KANALA ÖNEMLİ GÖREVLER DÜŞÜYOR
15 yıl önceye baktığımızda PC’lerin ve PC tabanlı sunucuların, kurumların hayatına yaygın olarak girmeye başladıkları dönem olduğunu hatırlıyoruz. Daha önce izole olarak ve genelde sadece muhasebe veya kelime işlem amaçlı kullanılan masaüstü bilgisayarlar, artık iş kritik süreçlerde, bir ağ altında çalışmaya başladılar. 2002 yılına kadar bilişim pazarı büyük ölçüde kurumların tekelinde kalmaya devam etti. Bu yıllarda önemini sonradan anlayacağımız iki önemli teknoloji hayatımıza girdi. O yıllarda tuğla boyutunda cep telefonu olanlara gıptayla bakardık. Şu anda onlarsız olmayı düşünemediğimiz cep telefonları bundan 17 yıl önce hayatımızda yoktu. İkinci önemli teknoloji de internet. O zamanlar herkese e-posta gönderebilmek ve kısıtlı web içeriğine bakmak büyüleyici geliyordu. Internet erişimi o kadar az kişide vardı ve yavaştı ki, yaygın dosya ve fikir paylaşımı için BBS’ler kullanılıyordu.
Bilişim teknolojilerinde gelişmelere kurumsal ve bireysel olarak ayrı ayrı bakarsak, kurumsal tarafta agresif bir sanallaştırma, veriye özelleşmiş veri depolama ve bulut bilgiişlemin hayatımıza girip iş modellerimizi değiştireceğini görüyoruz. Bulut bilgiişlem, hem üreticilerin, hem de son kullanıcıların gelir ve yatırım modellerini değiştireceği gibi, kanaldaki şirketlerin de rollerini değiştirecek.
Tüketici tarafında ise daha akıllı, birbirleriyle haberleşen ve eskisinden daha akıllı davranan cihazlar göreceğiz. Nano teknoloji, biyo-elektronik, genetik, hayatımıza pratik ve oldukça değişik ürünler sokmaya çok uzak değiller.

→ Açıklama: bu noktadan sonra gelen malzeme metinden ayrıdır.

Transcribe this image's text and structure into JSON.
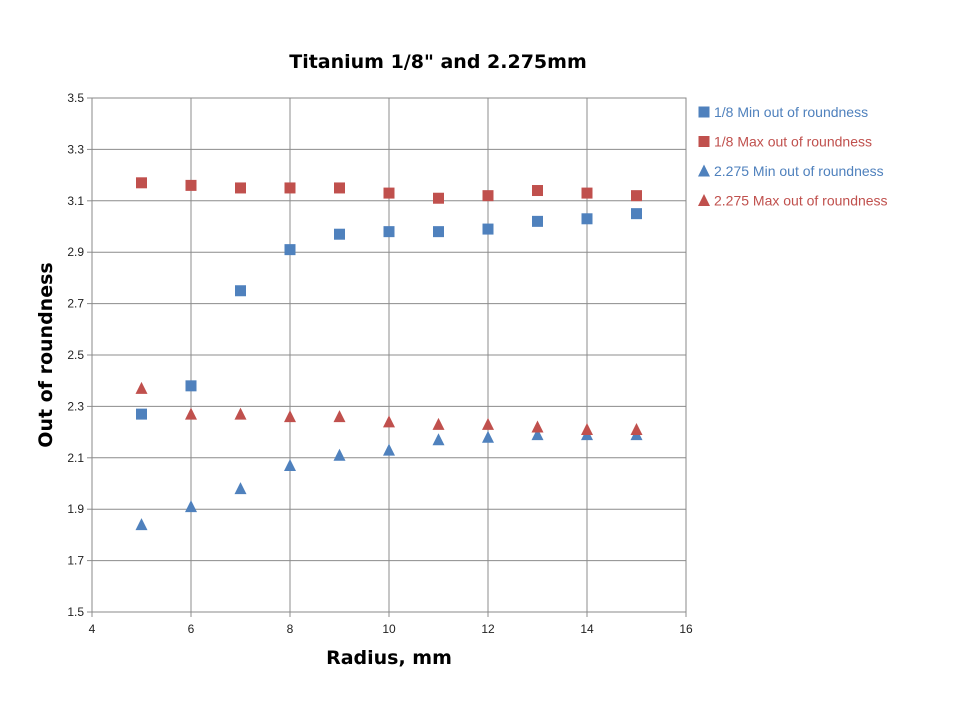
{
  "chart_data": {
    "type": "scatter",
    "title": "Titanium 1/8\" and 2.275mm",
    "xlabel": "Radius, mm",
    "ylabel": "Out of roundness",
    "xlim": [
      4,
      16
    ],
    "ylim": [
      1.5,
      3.5
    ],
    "xticks": [
      "4",
      "6",
      "8",
      "10",
      "12",
      "14",
      "16"
    ],
    "yticks": [
      "1.5",
      "1.7",
      "1.9",
      "2.1",
      "2.3",
      "2.5",
      "2.7",
      "2.9",
      "3.1",
      "3.3",
      "3.5"
    ],
    "grid": true,
    "legend_position": "right",
    "series": [
      {
        "name": "1/8 Min out of roundness",
        "marker": "square",
        "color": "#4F81BD",
        "x": [
          5,
          6,
          7,
          8,
          9,
          10,
          11,
          12,
          13,
          14,
          15
        ],
        "y": [
          2.27,
          2.38,
          2.75,
          2.91,
          2.97,
          2.98,
          2.98,
          2.99,
          3.02,
          3.03,
          3.05
        ]
      },
      {
        "name": "1/8 Max out of roundness",
        "marker": "square",
        "color": "#C0504D",
        "x": [
          5,
          6,
          7,
          8,
          9,
          10,
          11,
          12,
          13,
          14,
          15
        ],
        "y": [
          3.17,
          3.16,
          3.15,
          3.15,
          3.15,
          3.13,
          3.11,
          3.12,
          3.14,
          3.13,
          3.12
        ]
      },
      {
        "name": "2.275 Min out of roundness",
        "marker": "triangle",
        "color": "#4F81BD",
        "x": [
          5,
          6,
          7,
          8,
          9,
          10,
          11,
          12,
          13,
          14,
          15
        ],
        "y": [
          1.84,
          1.91,
          1.98,
          2.07,
          2.11,
          2.13,
          2.17,
          2.18,
          2.19,
          2.19,
          2.19
        ]
      },
      {
        "name": "2.275 Max out of roundness",
        "marker": "triangle",
        "color": "#C0504D",
        "x": [
          5,
          6,
          7,
          8,
          9,
          10,
          11,
          12,
          13,
          14,
          15
        ],
        "y": [
          2.37,
          2.27,
          2.27,
          2.26,
          2.26,
          2.24,
          2.23,
          2.23,
          2.22,
          2.21,
          2.21
        ]
      }
    ]
  }
}
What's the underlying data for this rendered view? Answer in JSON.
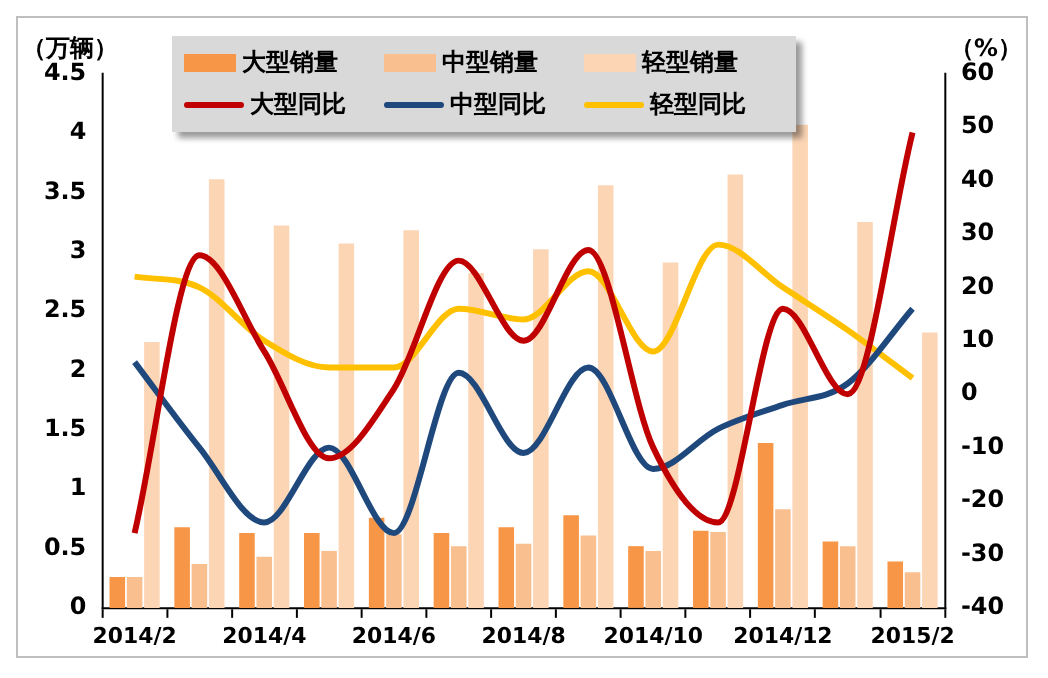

BULUT BİLGİİŞLEM YÖNLENDİRİCİ OLACAK
Teknolojide en önemli değişikliklerden birisi “Cloud Computing” yani bulut hesaplama uygulamalarının hayatımıza girmesi olacak. Hesaplanması gereken bir işlem ya da ulaşılması gereken verileri sadece kendi bilgisayarımızın olanakları ile değil, uzaktaki birçok bilgisayar aracılığı ile yapacağız. Bir başka önemli yenilik iletişim alanında gerçekleşecek. Kablosuz iletişim olanaklarının genişlemesi ile birlikte yaşamımızın her alanında kullandığımız cihazlar internete açık hale gelecek. Bize ait ev elektroniği ve bütün iletişim aygıtları aralarında bilgi paylaşacak ve konforumuz için kişiselleşecekler. Ev yaşamı, iş ve eğlence zamanları arasındaki ayrım daha da belirsiz hale gelecek. İnternet artık sadece bilgi aldığımız bir ortam olmaktan çıkacak ve Bulut Hesaplama dünyasında kişilerin ürettiği bilgiler de kolaylıkla yer bulacak. Etkileşimin çok yönlü olduğu yeni bir internet dünyasında yerimizi alacağız.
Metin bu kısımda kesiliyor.